In the previous article I discussed entropy. As a follow-up, I revisit more advanced variations of entropy and related concepts:

  1. Joint entropy
  2. Conditional entropy
  3. Cross entropy
  4. Relative entropy (also known as Kullback–Leibler divergence)
  5. Mutual information (also known as Information gain)

Everything I cover here is elementary information theory, mostly found in the first chapter of the classic Cover, Thomas: Elements of Information Theory or the wikipedia pages linked above.


Entropy is the amount of uncertainty of a random variable, expressed in bits. Imagine Alice has a random variable and she needs to communicate the outcome over a digital binary channel to Bob. What is a good encoding to minimizes the average amount of bits she sends? In the previous article I discussed the case of a fair coin, so let's make it a bit more complicated here, and use a 4-sided dice, ie. a tetrahedron. Let's say it's a fair tetrahedron, so each side comes up with $ p = \frac{1}{4} $ probability.

4 sided dice

There are 4 outcomes, so she needs to use 2 bits:

1 -> 00
2 -> 01
3 -> 10
4 -> 11

Since all outcomes are equally likely, there is no reason for her to deviate from this trivial encoding. So, on average she will use 2 bits per message.

What if one of the sides is more likely to come up? Suppose the distribution is $ p = [\frac{1}{2}, \frac{1}{6}, \frac{1}{6}, \frac{1}{6}] $. In this case, it makes sense to use less bits for the first side, since it will come up more, so she sends less bits on average. Eg. she can try:

1 -> 0
2 -> 10
3 -> 110
4 -> 111

With this encoding, on average she's sending $[\frac{1}{2}, \frac{1}{6}, \frac{1}{6}, \frac{1}{6}] \times [1, 2, 3, 3] = \frac{11}{6} = 1.83$ bits per message.

The formula for entropy is $H(X) = - \sum_i p(x_i) log[p(x_i)]$. For the fair tetrahedron, $H(X)=2$, which means that the trivial encoding is optimal.
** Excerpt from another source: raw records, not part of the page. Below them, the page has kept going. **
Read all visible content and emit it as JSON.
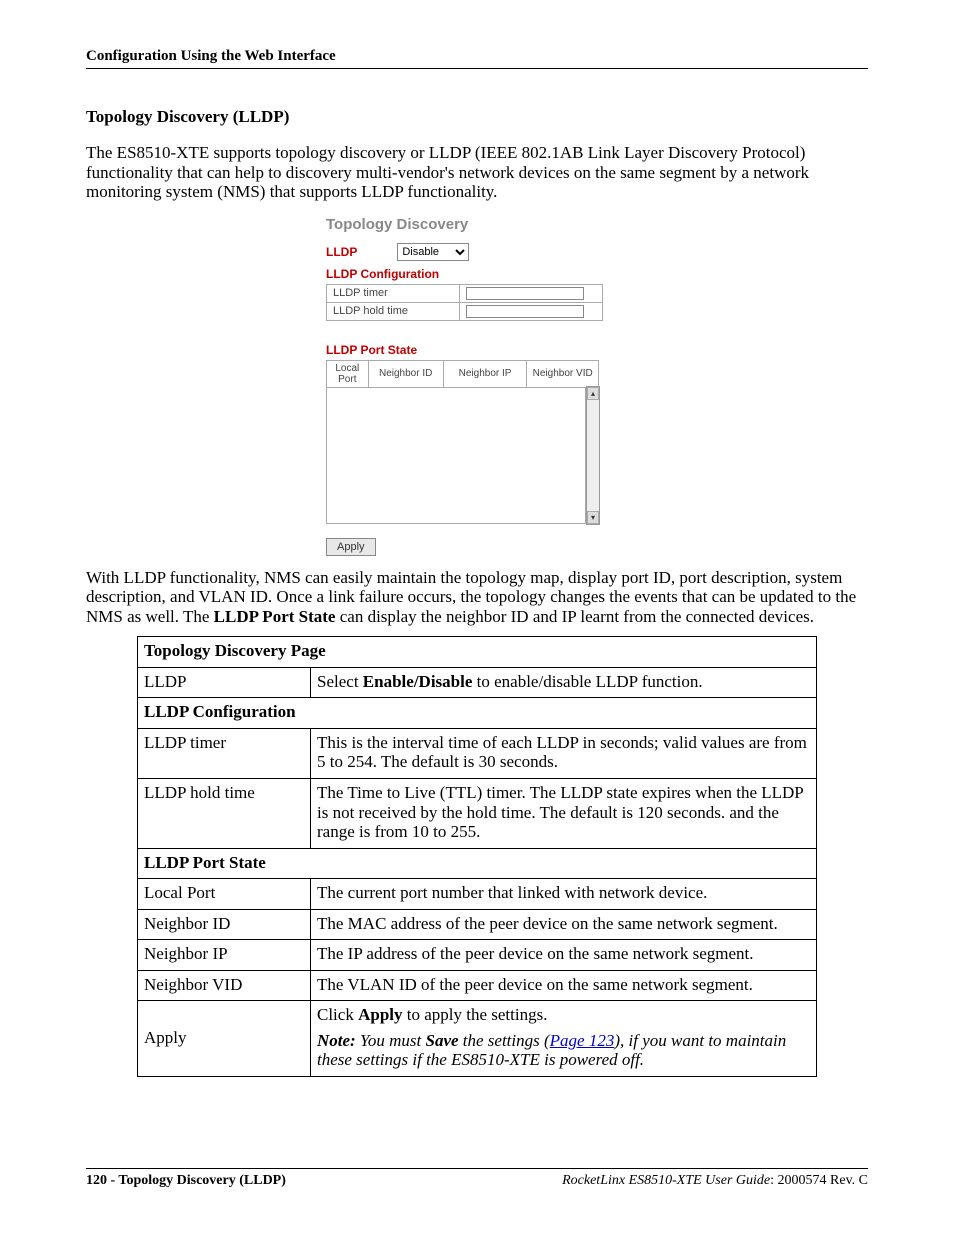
{
  "header": "Configuration Using the Web Interface",
  "section_title": "Topology Discovery (LLDP)",
  "intro": "The ES8510-XTE supports topology discovery or LLDP (IEEE 802.1AB Link Layer Discovery Protocol) functionality that can help to discovery multi-vendor's network devices on the same segment by a network monitoring system (NMS) that supports LLDP functionality.",
  "ui": {
    "title": "Topology Discovery",
    "lldp_label": "LLDP",
    "lldp_select_value": "Disable",
    "config_header": "LLDP Configuration",
    "rows": {
      "timer": "LLDP timer",
      "hold": "LLDP hold time"
    },
    "portstate_header": "LLDP Port State",
    "ps_cols": {
      "c1": "Local Port",
      "c2": "Neighbor ID",
      "c3": "Neighbor IP",
      "c4": "Neighbor VID"
    },
    "apply": "Apply"
  },
  "para2_a": "With LLDP functionality, NMS can easily maintain the topology map, display port ID, port description, system description, and VLAN ID. Once a link failure occurs, the topology changes the events that can be updated to the NMS as well. The ",
  "para2_b": "LLDP Port State",
  "para2_c": " can display the neighbor ID and IP learnt from the connected devices.",
  "table": {
    "title": "Topology Discovery Page",
    "lldp": {
      "label": "LLDP",
      "desc_a": "Select ",
      "desc_b": "Enable/Disable",
      "desc_c": " to enable/disable LLDP function."
    },
    "cfg_header": "LLDP Configuration",
    "timer": {
      "label": "LLDP timer",
      "desc": "This is the interval time of each LLDP in seconds; valid values are from 5 to 254. The default is 30 seconds."
    },
    "hold": {
      "label": "LLDP hold time",
      "desc": "The Time to Live (TTL) timer. The LLDP state expires when the LLDP is not received by the hold time. The default is 120 seconds. and the range is from 10 to 255."
    },
    "ps_header": "LLDP Port State",
    "local": {
      "label": "Local Port",
      "desc": "The current port number that linked with network device."
    },
    "nid": {
      "label": "Neighbor ID",
      "desc": "The MAC address of the peer device on the same network segment."
    },
    "nip": {
      "label": "Neighbor IP",
      "desc": "The IP address of the peer device on the same network segment."
    },
    "nvid": {
      "label": "Neighbor VID",
      "desc": "The VLAN ID of the peer device on the same network segment."
    },
    "apply": {
      "label": "Apply",
      "line1_a": "Click ",
      "line1_b": "Apply",
      "line1_c": " to apply the settings.",
      "note_label": "Note:",
      "note_a": " You must ",
      "note_b": "Save",
      "note_c": " the settings (",
      "note_link": "Page 123",
      "note_d": "), if you want to maintain these settings if the ES8510-XTE is powered off."
    }
  },
  "footer": {
    "left": "120 - Topology Discovery (LLDP)",
    "right_it": "RocketLinx ES8510-XTE User Guide",
    "right_rest": ": 2000574 Rev. C"
  }
}
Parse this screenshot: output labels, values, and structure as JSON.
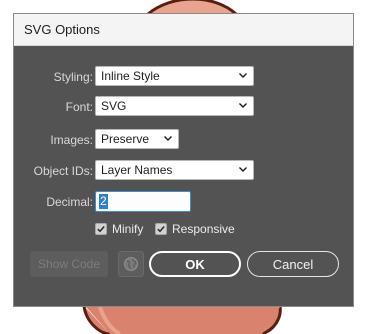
{
  "dialog": {
    "title": "SVG Options"
  },
  "fields": {
    "styling": {
      "label": "Styling:",
      "value": "Inline Style"
    },
    "font": {
      "label": "Font:",
      "value": "SVG"
    },
    "images": {
      "label": "Images:",
      "value": "Preserve"
    },
    "object_ids": {
      "label": "Object IDs:",
      "value": "Layer Names"
    },
    "decimal": {
      "label": "Decimal:",
      "value": "2"
    }
  },
  "checkboxes": {
    "minify": {
      "label": "Minify",
      "checked": true
    },
    "responsive": {
      "label": "Responsive",
      "checked": true
    }
  },
  "buttons": {
    "show_code": "Show Code",
    "ok": "OK",
    "cancel": "Cancel",
    "globe_icon": "globe-icon"
  },
  "colors": {
    "dialog_bg": "#535353",
    "titlebar_bg": "#f4f4f4",
    "focus_accent": "#3b8fd6",
    "artwork_fill": "#d9826e",
    "artwork_stroke": "#5a1f14"
  }
}
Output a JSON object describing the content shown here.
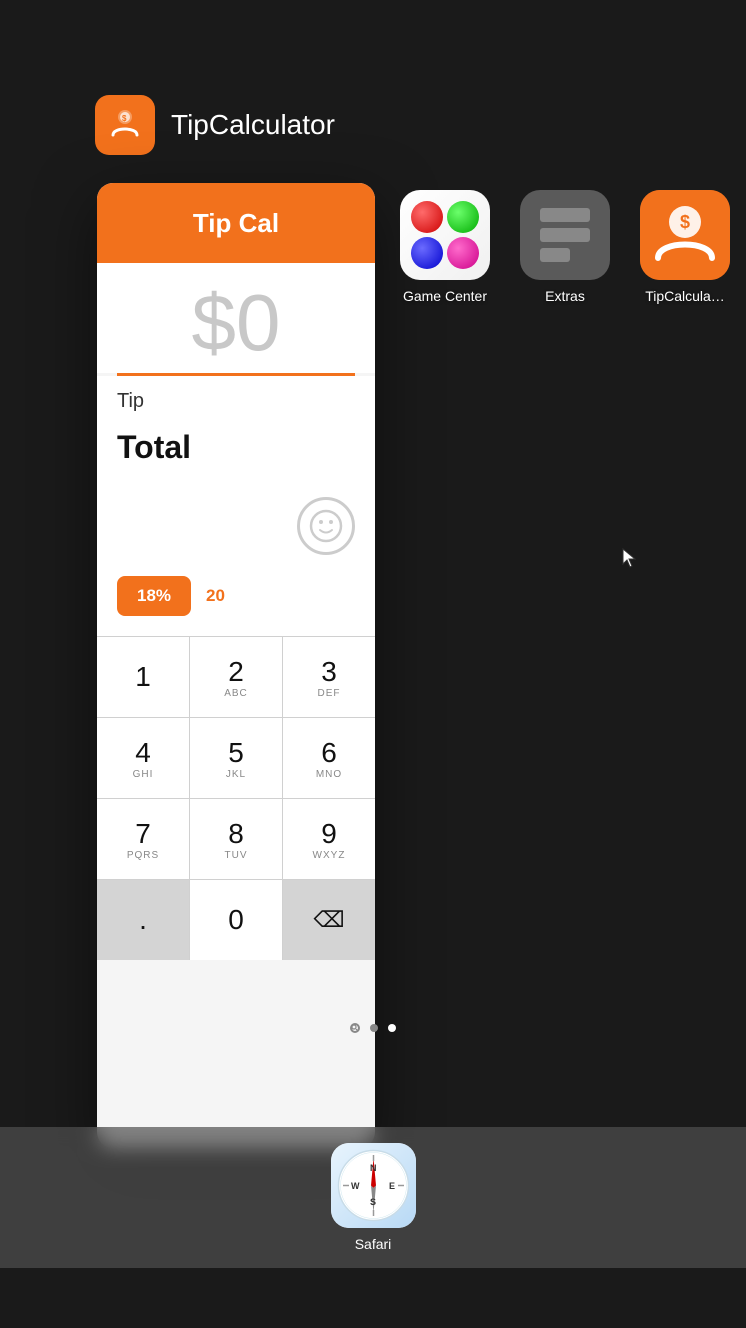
{
  "app_label": {
    "title": "TipCalculator"
  },
  "tip_calc_card": {
    "header": "Tip Cal",
    "amount": "$0",
    "tip_label": "Tip",
    "total_label": "Total",
    "tip_pct_active": "18%",
    "tip_pct_inactive": "20"
  },
  "numpad": {
    "rows": [
      [
        {
          "digit": "1",
          "letters": ""
        },
        {
          "digit": "2",
          "letters": "ABC"
        },
        {
          "digit": "3",
          "letters": "DEF"
        }
      ],
      [
        {
          "digit": "4",
          "letters": "GHI"
        },
        {
          "digit": "5",
          "letters": "JKL"
        },
        {
          "digit": "6",
          "letters": "MNO"
        }
      ],
      [
        {
          "digit": "7",
          "letters": "PQRS"
        },
        {
          "digit": "8",
          "letters": "TUV"
        },
        {
          "digit": "9",
          "letters": "WXYZ"
        }
      ],
      [
        {
          "digit": ".",
          "letters": "",
          "gray": true
        },
        {
          "digit": "0",
          "letters": ""
        },
        {
          "digit": "⌫",
          "letters": "",
          "gray": false
        }
      ]
    ]
  },
  "home_icons": [
    {
      "name": "Game Center",
      "type": "game-center"
    },
    {
      "name": "Extras",
      "type": "extras"
    },
    {
      "name": "TipCalcula…",
      "type": "tip-calc"
    }
  ],
  "page_dots": {
    "dots": [
      "search",
      "inactive",
      "active"
    ]
  },
  "dock": {
    "items": [
      {
        "label": "Safari",
        "type": "safari"
      }
    ]
  },
  "colors": {
    "orange": "#f2711c",
    "white": "#ffffff",
    "black": "#000000"
  }
}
For the biased tetrahedron above, $H(X)=1.79$ bits, which is less than the encoding above. This means that there are better encodings, we can still save about 0.04 bits per message. To do this, we need to do block encoding, encode several messages, like:

11 -> 0
12 -> ...
14 -> ...
14 -> ...
21 -> ...

By creating larger and larger block encodings, we can arbitrarily approach the theoretical limit of $H(X)$, but we can never do better than that.
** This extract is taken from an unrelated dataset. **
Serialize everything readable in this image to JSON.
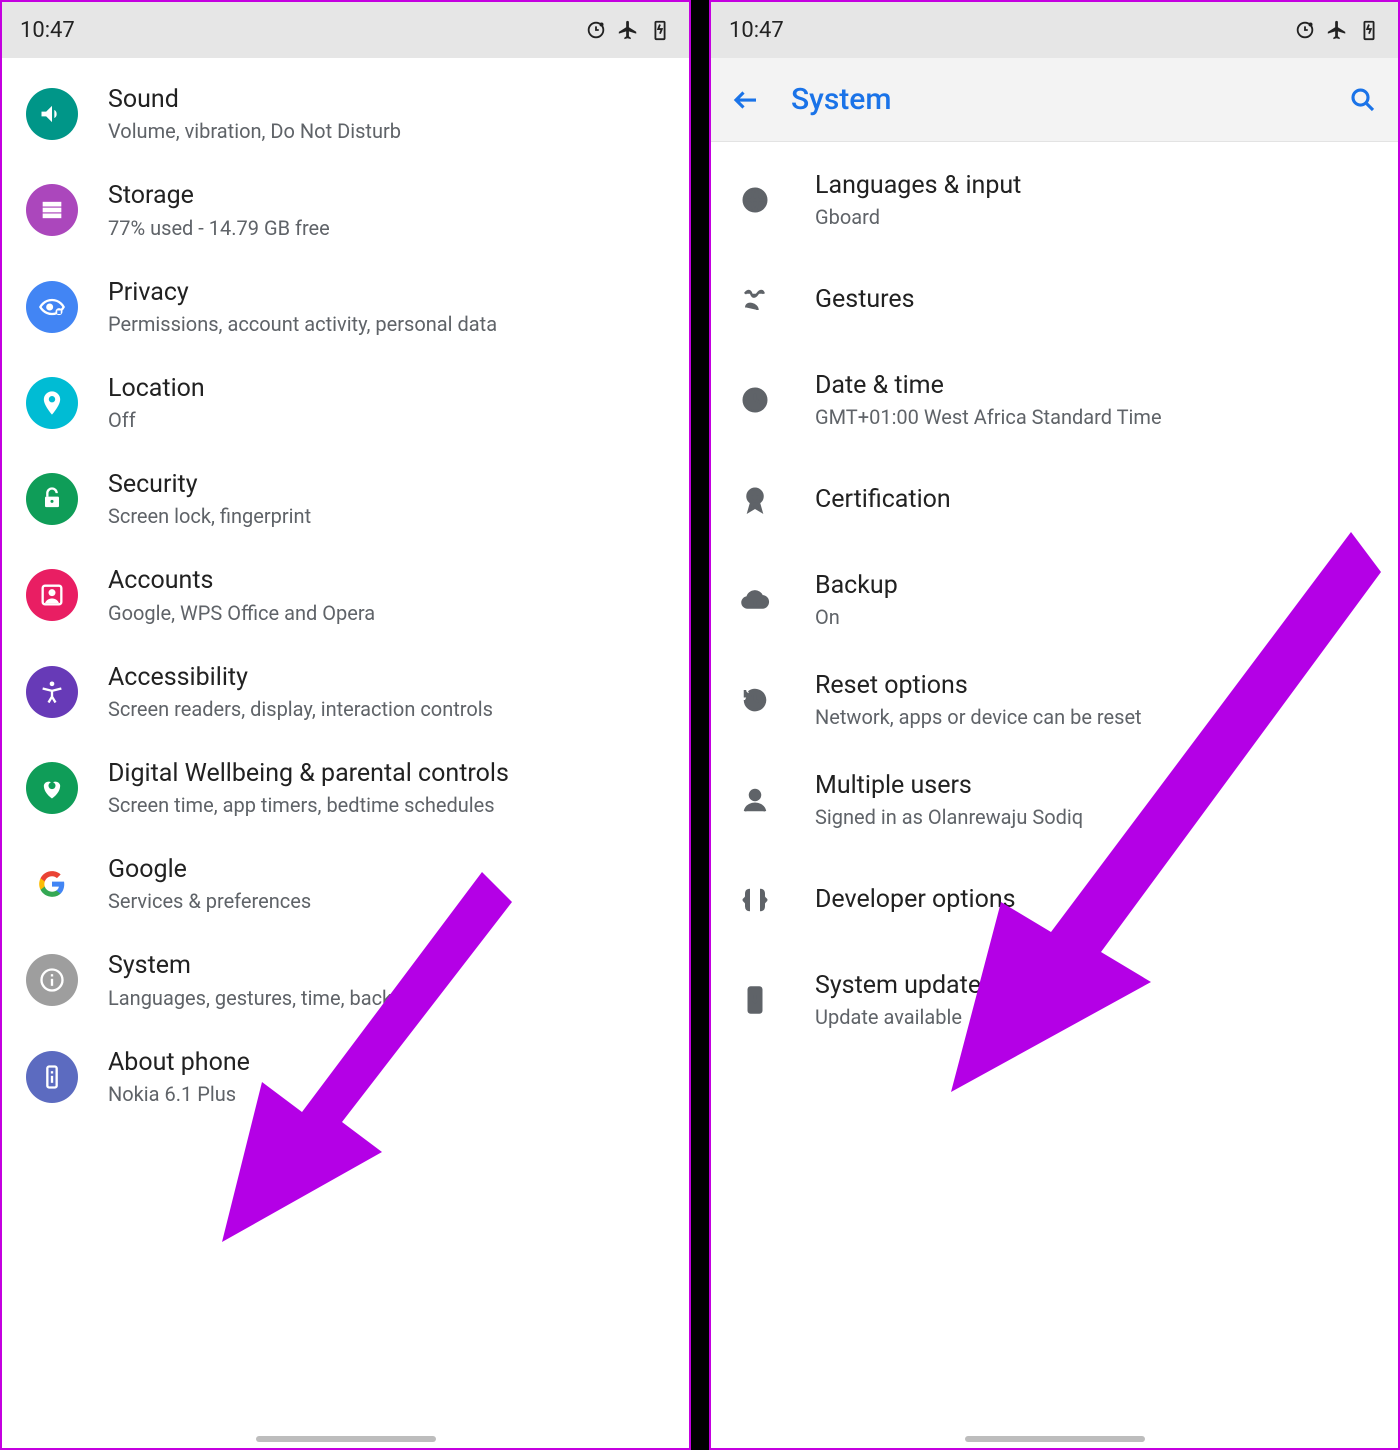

The formula $H(X) = - \sum_i p(x_i) log[p(x_i)]$ for entropy can be made intuitive: the number of bits we should use to encode an outcome with probability $p(x_i)$ is of length $ - log[p(x_i)] $ bits. Eg. for $ p(x_i) = \frac{1}{2} $ this is 1 bit, for $ p(x_i)= \frac{1}{4} $ this is 2 bits. Considering the examples above, this is intuitive. And the $p(x_i)$ multiplier is just how often this outcome will occur. So it makes sense that this is the average number of bits sent per message.

Also note the entropy of a random variable that has just one outcomes is 0, we don't need any bits if we already know what the outcome is going to be.

Joint entropy

Just as there is probability $p(x)$, $p(y)$ and joint probability $p(x, y)$, we can define entropy $H(X)$ and joint entropy $H(X, Y)$.

$ H(X, Y) = - \sum_{ij} p(x_i, y_j)log[p(x_i, y_j)]$

If $X$ and $Y$ are independent, then $H(X, Y) = H(X) + H(Y)$. This is easy to see, because then $p(x, y) = p(x) p(y)$, so:

$ H(X, Y) = - \sum_{ij} p(x_i, y_j)log[p(x_i, y_j)] = - \sum_{ij} p(x_i)p(y_j)log[p(x_i)p(y_j)] $

Now we use $log(ab)=log(a)+log(b)$:

$ H(X, Y) = - \sum_{ij} p(x_i, y_j)log[p(x_i, y_j)] = - \sum_{ij} p(x_i)p(y_j)[log[p(x_i)] + log[p(y_j)]] $

$ H(X, Y) = - \sum_j p(y_j) \sum_i p(x_i)log[p(x_i)] - \sum_i p(x_i) \sum_y p(y_j)log[p(y_j)] $

$ H(X, Y) = - \sum_j p(y_j) H(X) - \sum_i p(x_i) H(Y) = H(X) \sum_j p(y_j) + H(Y) \sum_i p(x_i) = H(X) + H(Y) $.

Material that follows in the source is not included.